Sólo algunos ejemplos personales –porque soy persona y no inteligencia artificial– que cada lector o lectora podrá extrapolar a su propia experiencia vital.

Por fin he podido celebrar el Princesa de Asturias para Murakami y desquitarme con amigos y conocidos que solían enviarme toda una retahíla de chistes sobre el escritor japonés ante la no concesión del Nobel.

O hace días he respirado aliviado –ante la incertidumbre de si se trataría nuevamente de una obra maestra– al leer la crítica de Elsa Fernández-Santos sobre Cerrar los ojos, el último –tremendo adjetivo de doble filo– largometraje de Víctor Erice; a propósito, ¿se imaginan una crítica redactada por una inteligencia artificial sobre una obra también de una IA acusándola de plagio? O yendo más allá: ¿se podrá hablar de derechos de autor de las IA cuando se han alimentado mediante la deglución sistemática de la creación humana precedente?

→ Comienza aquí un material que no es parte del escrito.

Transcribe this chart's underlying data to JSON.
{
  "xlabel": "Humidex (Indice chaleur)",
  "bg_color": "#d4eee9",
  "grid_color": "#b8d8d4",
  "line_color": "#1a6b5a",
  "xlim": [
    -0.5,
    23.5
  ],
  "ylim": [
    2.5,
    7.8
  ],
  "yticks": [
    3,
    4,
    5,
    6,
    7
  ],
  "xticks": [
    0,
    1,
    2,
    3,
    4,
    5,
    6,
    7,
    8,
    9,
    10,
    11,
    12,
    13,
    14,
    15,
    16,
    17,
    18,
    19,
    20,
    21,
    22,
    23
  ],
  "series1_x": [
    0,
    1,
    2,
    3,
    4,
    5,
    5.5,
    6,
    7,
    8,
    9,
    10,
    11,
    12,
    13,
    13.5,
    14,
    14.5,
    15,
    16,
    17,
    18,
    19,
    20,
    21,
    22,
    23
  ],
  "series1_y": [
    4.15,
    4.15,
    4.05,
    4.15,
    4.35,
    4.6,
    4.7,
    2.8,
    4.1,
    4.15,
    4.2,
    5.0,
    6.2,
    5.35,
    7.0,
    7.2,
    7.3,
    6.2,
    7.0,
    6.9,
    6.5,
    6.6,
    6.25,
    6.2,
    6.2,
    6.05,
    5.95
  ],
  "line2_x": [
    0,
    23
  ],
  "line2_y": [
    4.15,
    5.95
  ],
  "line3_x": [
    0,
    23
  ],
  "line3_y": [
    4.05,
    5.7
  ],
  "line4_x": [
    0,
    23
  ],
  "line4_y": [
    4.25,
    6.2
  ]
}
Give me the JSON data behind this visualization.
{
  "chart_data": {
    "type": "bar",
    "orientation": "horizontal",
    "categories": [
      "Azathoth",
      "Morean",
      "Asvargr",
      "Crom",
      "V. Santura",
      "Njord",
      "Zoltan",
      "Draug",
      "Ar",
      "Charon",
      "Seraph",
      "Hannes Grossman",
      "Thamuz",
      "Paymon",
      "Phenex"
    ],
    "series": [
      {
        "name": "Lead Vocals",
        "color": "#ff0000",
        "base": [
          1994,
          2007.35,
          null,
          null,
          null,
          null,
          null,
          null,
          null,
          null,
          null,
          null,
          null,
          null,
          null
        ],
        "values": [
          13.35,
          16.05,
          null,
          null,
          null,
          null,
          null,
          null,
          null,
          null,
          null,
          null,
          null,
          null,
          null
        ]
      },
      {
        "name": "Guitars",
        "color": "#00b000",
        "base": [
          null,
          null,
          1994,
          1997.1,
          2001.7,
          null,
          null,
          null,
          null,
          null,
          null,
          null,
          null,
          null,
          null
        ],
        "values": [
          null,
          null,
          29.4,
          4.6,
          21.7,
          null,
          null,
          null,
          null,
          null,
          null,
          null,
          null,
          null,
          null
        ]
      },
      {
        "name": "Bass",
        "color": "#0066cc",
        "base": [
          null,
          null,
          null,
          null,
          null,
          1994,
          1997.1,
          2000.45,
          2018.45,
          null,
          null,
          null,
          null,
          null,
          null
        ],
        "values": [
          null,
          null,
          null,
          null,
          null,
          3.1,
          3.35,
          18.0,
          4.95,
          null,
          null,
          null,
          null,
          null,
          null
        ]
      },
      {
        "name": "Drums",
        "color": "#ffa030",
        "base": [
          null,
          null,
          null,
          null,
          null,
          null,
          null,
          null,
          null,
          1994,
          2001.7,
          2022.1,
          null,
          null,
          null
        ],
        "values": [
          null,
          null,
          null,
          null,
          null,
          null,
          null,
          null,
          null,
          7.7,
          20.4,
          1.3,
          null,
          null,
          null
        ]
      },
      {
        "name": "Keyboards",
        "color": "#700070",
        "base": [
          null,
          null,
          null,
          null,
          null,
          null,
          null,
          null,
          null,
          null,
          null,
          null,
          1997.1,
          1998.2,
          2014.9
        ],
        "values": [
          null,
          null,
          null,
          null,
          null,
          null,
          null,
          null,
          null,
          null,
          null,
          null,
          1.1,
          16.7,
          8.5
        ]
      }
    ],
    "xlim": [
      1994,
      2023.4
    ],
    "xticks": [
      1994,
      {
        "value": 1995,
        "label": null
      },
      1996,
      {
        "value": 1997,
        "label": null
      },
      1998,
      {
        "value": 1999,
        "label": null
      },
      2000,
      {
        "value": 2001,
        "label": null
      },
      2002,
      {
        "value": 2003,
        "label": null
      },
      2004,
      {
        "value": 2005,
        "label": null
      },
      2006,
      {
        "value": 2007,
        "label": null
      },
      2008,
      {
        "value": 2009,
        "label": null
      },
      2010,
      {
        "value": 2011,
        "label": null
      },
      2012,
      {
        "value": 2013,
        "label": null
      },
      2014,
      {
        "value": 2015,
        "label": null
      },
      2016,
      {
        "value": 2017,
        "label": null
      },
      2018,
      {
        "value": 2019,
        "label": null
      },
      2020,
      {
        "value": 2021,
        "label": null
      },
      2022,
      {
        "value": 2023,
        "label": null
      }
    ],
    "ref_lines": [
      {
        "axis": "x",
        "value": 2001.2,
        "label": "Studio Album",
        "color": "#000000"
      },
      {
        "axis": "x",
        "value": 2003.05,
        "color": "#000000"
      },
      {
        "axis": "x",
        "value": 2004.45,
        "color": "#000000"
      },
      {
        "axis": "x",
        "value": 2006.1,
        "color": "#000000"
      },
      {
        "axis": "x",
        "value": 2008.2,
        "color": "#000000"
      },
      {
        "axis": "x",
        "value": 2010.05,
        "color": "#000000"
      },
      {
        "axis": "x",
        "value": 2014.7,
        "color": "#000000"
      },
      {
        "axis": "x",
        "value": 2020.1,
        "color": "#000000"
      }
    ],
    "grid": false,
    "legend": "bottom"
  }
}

O, por ejemplo, siempre he soñado –soñar es gratis– con llegar a redactar estos artículos con la inteligencia, sensibilidad y perspicacia con las que Siri Hustvedt escribe sus textos; por cierto, estoy deseando leer lo que ella piensa sobre el tema que nos atañe.

O para mí es un alivio saber que tengo a Javier Marías a mi lado en el campo de batalla entre el solo y el sólo.

O en nuestro estudio de diseño tenemos un cartel que dice –parafraseando a mi idolatrado Billy Wilder–: “¿CÓMO LO HARÍA MILÁ?”.

¿Se imaginan llegar a establecer este tipo de relaciones con entes puramente artificiales, por muy inteligentes y sensibles que fuesen?

Por eso, y con las tormentas que están cayendo sobre la Feria del Libro, cuando nos pregunten –o preguntemos– en qué caseta firma IA, mejor que sus dedicatorias nos las envíen en PDF –o por un módico precio, con un mínimo de tres ceros, en NFT– vía internet o Bluetooth descargando un código QR encriptado en línea.